Job Description
Talent500 is hiring for one of its clients.
Job Title : Senior Site Reliability Engineer
Location : Bangalore, India
Hiring Manager : Director Engineering, Site Leader
About Recast:
Recast Software, located in Minneapolis, MN, empowers organizations to better manage and support users and devices. Our mission is to simplify the work of IT teams and enable them to create highly secure and compliant environments. Our software does this by seamlessly integrating with existing IT infrastructure to quickly remediate issues, ensure compliance, enhance security, and maintain clear visibility across all devices. Recast is a rapidly growing software company with its solution being used by thousands of enterprise organizations in more than 125 countries, impacting millions of devices and (more importantly) the people who use them.
About the Role:
As a Sr Site Reliability Engineer, you will be responsible for ensuring the reliability of our Azure-hosted services. You will define Service Level Indicators (SLIs) and Service Level Objectives (SLOs), strengthen our infrastructure using Infrastructure as Code (IaC), and enhance the safety and speed of our releases through Azure DevOps.
Success in this role will be measured by the attainment of SLOs and the effective use of error budgets. You will be expected to reduce MTTR and manual toil through automation, and to improve cost efficiency without compromising reliability.
This is a remote-first opportunity, reporting to our DevOps, Security, and IT Manager. The role requires participation in a fully on-call schedule, providing 24/7 coverage for our SaaS services and backend infrastructure. You will work closely with Engineering, Security, IT, and Support.
What You’ll Do:
Maintain service availability and ensure that Service Level Agreements (SLAs) are consistently met.
Manage error budgets and SLOs.
Expand our observability capabilities by improving metrics, logs, and traces, as well as implementing alerts and auto-remediation processes.
Lead incident response and conduct post-incident reviews to reduce Mean Time to Recovery (MTTR).
Plan for capacity, manage performance, and optimize cloud costs.
Collaborate across North American and European teams, create and enhance documentation, and share & demonstrate best practices.
Minimum Requirements:
5+ years of experience in Site Reliability Engineering or DevOps within cloud environments, with a preference for Azure.
2+ years of experience building and operating CI/CD pipelines using tools such as Azure DevOps (preferred), Jenkins, or GitHub Actions.
3+ years of experience with cloud monitoring, alerting, and automation.
Proficiency in PowerShell (preferred) or Python.
Experience with Infrastructure as Code tools like Bicep (preferred) or Terraform.
Understanding of configuration management fundamentals.
Exposure to cloud networking components such as load balancers, web application firewalls, and firewalls.
Experience with DORA metrics and progressive delivery practices.
Experience in managing SQL/No-SQL Infrastructure with general query knowledge
Experience working in a cloud first infrastructure, especially Azure, with cloud services (e.g. SignalR, Redis, API Mangement, etc.).
Preferred Knowledge and Skills:
Experience in Azure Monitoring, App Insights, and other Azure Services
Experience in services such as Datadog, Splunk, etc.
Familiarity with a typed language such as C# or C++ is preferred.

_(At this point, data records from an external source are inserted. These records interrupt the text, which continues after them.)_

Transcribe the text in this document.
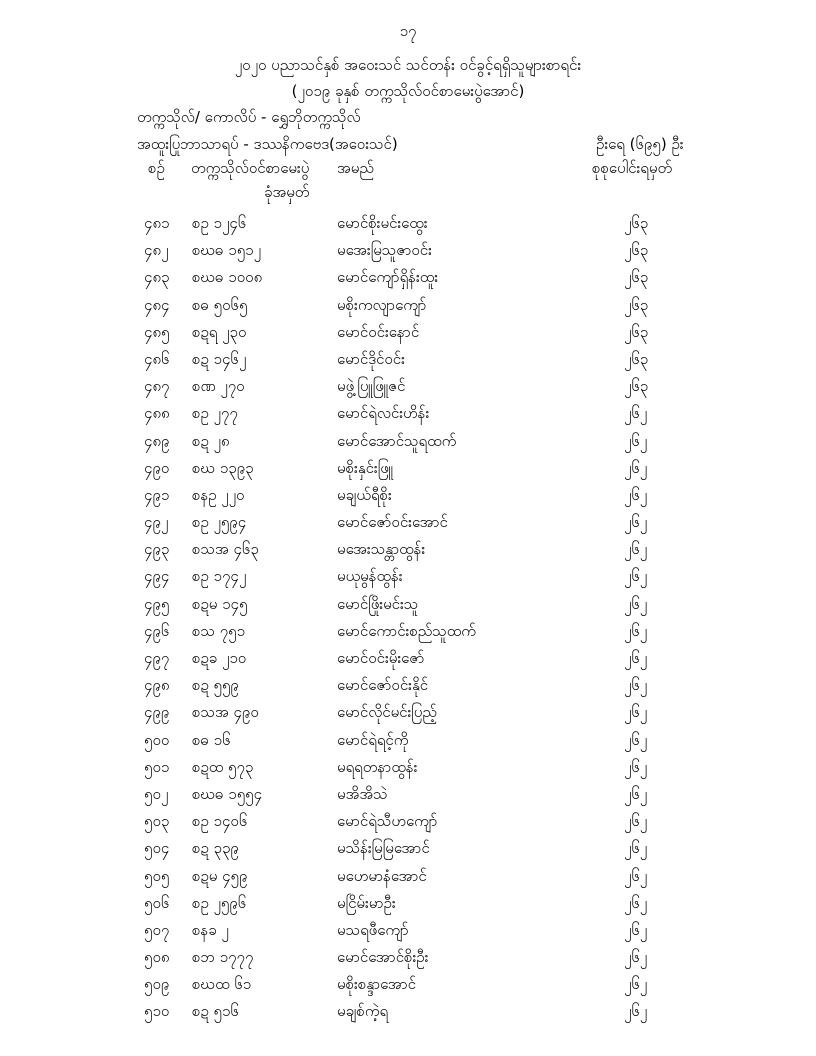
၁၇
၂၀၂၀ ပညာသင်နှစ် အဝေးသင် သင်တန်း ဝင်ခွင့်ရရှိသူများစာရင်း
(၂၀၁၉ ခုနှစ် တက္ကသိုလ်ဝင်စာမေးပွဲအောင်)
တက္ကသိုလ်/ ကောလိပ် - ရွှေဘိုတက္ကသိုလ်
အထူးပြုဘာသာရပ် - ဒဿနိကဗေဒ(အဝေးသင်)	ဦးရေ (၆၉၅) ဦး
စဉ် တက္ကသိုလ်ဝင်စာမေးပွဲ
ခုံအမှတ်
အမည်	စုစုပေါင်းရမှတ်
၄၈၁ စဥ ၁၂၄၆	မောင်စိုးမင်းထွေး	၂၆၃
၄၈၂ စဃဓ ၁၅၁၂	မအေးမြသူဇာဝင်း	၂၆၃
၄၈၃ စဃဓ ၁၀၀၈	မောင်ကျော်ရှိန်းထူး	၂၆၃
၄၈၄ စဓ ၅၀၆၅	မစိုးကလျာကျော်	၂၆၃
၄၈၅ စဍရ ၂၃၀	မောင်ဝင်းနောင်	၂၆၃
၄၈၆ စဍ ၁၄၆၂	မောင်ဒိုင်ဝင်း	၂၆၃
၄၈၇ စဏ ၂၇၀	မဖွဲ့ပြူဖြူဇင်	၂၆၃
၄၈၈ စဥ ၂၇၇	မောင်ရဲလင်းဟိန်း	၂၆၂
၄၈၉ စဍ ၂၈	မောင်အောင်သူရထက်	၂၆၂
၄၉၀ စဃ ၁၃၉၃	မစိုးနှင်းဖြူ	၂၆၂
၄၉၁ စနဥ ၂၂၀	မချယ်ရီစိုး	၂၆၂
၄၉၂ စဥ ၂၅၉၄	မောင်ဇော်ဝင်းအောင်	၂၆၂
၄၉၃ စသအ ၄၆၃	မအေးသန္တာထွန်း	၂၆၂
၄၉၄ စဥ ၁၇၄၂	မယုမွန်ထွန်း	၂၆၂
၄၉၅ စဍမ ၁၄၅	မောင်ဖြိုးမင်းသူ	၂၆၂
၄၉၆ စသ ၇၅၁	မောင်ကောင်းစည်သူထက်	၂၆၂
၄၉၇ စဍခ ၂၁၀	မောင်ဝင်းမိုးဇော်	၂၆၂
၄၉၈ စဍ ၅၅၉	မောင်ဇော်ဝင်းနိုင်	၂၆၂
၄၉၉ စသအ ၄၉၀	မောင်လိုင်မင်းပြည့်	၂၆၂
၅၀၀ စဓ ၁၆	မောင်ရဲရင့်ကို	၂၆၂
၅၀၁ စဍထ ၅၇၃	မရရတနာထွန်း	၂၆၂
၅၀၂ စဃဓ ၁၅၅၄	မအိအိသဲ	၂၆၂
၅၀၃ စဥ ၁၄၀၆	မောင်ရဲသီဟကျော်	၂၆၂
၅၀၄ စဍ ၃၃၉	မသိန်းမြမြအောင်	၂၆၂
၅၀၅ စဍမ ၄၅၉	မဟေမာနံအောင်	၂၆၂
၅၀၆ စဥ ၂၅၉၆	မငြိမ်းမာဦး	၂၆၂
၅၀၇ စနခ ၂	မသရဖီကျော်	၂၆၂
၅၀၈ စဘ ၁၇၇၇	မောင်အောင်စိုးဦး	၂၆၂
၅၀၉ စဃထ ၆၁	မစိုးစန္ဒာအောင်	၂၆၂
၅၁၀ စဍ ၅၁၆	မချစ်ကဲ့ရ	၂၆၂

Experience with query languages (SQL, Spark, KQL).
What you bring:
You take initiative.
We have a culture of ownership and progress over perfection. We proactively drive outcomes with self-motivation and determination. We deliver results that matter to our customers and our team.
You get curious.
Curiosity moves us forward. We ask questions, try new things, and learn from mistakes. Challenges are opportunities to explore creative solutions that benefit our customers and drive continuous improvement.
You work together.
We appreciate the power of diverse perspectives. Through open communication, we help one another and leverage our collective expertise for better outcomes. We build trust through teamwork.
You embrace change.
Change is inevitable; we meet it with agility and resilience. We navigate with courage and find possibility in uncertainty. We adapt for the future, shaping our path with purpose.
You choose empathy.
We aim to deeply understand the needs of our customers and one another - it's the foundation of our relationships. We assume positive intent and practice mutual respect. We prioritize a culture of belonging because success is a shared journey.
Compensation, Benefits, & Perks:
TBD
Why do we love working at Recast?
It takes great people across an entire company to build great tools. As a growing start-up, every employee has an opportunity to make a huge impact on our business, as well as ample opportunities to learn and grow. We are a people-first culture with passionate, talented, and supportive teammates. We are committed to making every employee feel respected and valued. We recognize to bring our best selves to Recast, it’s important for everyone to nurture their lives outside of work.
Recast provides equal employment opportunities (EEO) to all employees and applicants for employment without regard to race, color, religion, creed, gender, sex (including pregnancy, childbirth, and related medical conditions), sexual orientation, gender identity, national origin, age, disability, genetic information or characteristics, marital status, familial status, veteran or military status, status regarding public assistance, membership or activity in a local commission, or any other protected status in accordance with applicable federal, state, local, and international laws.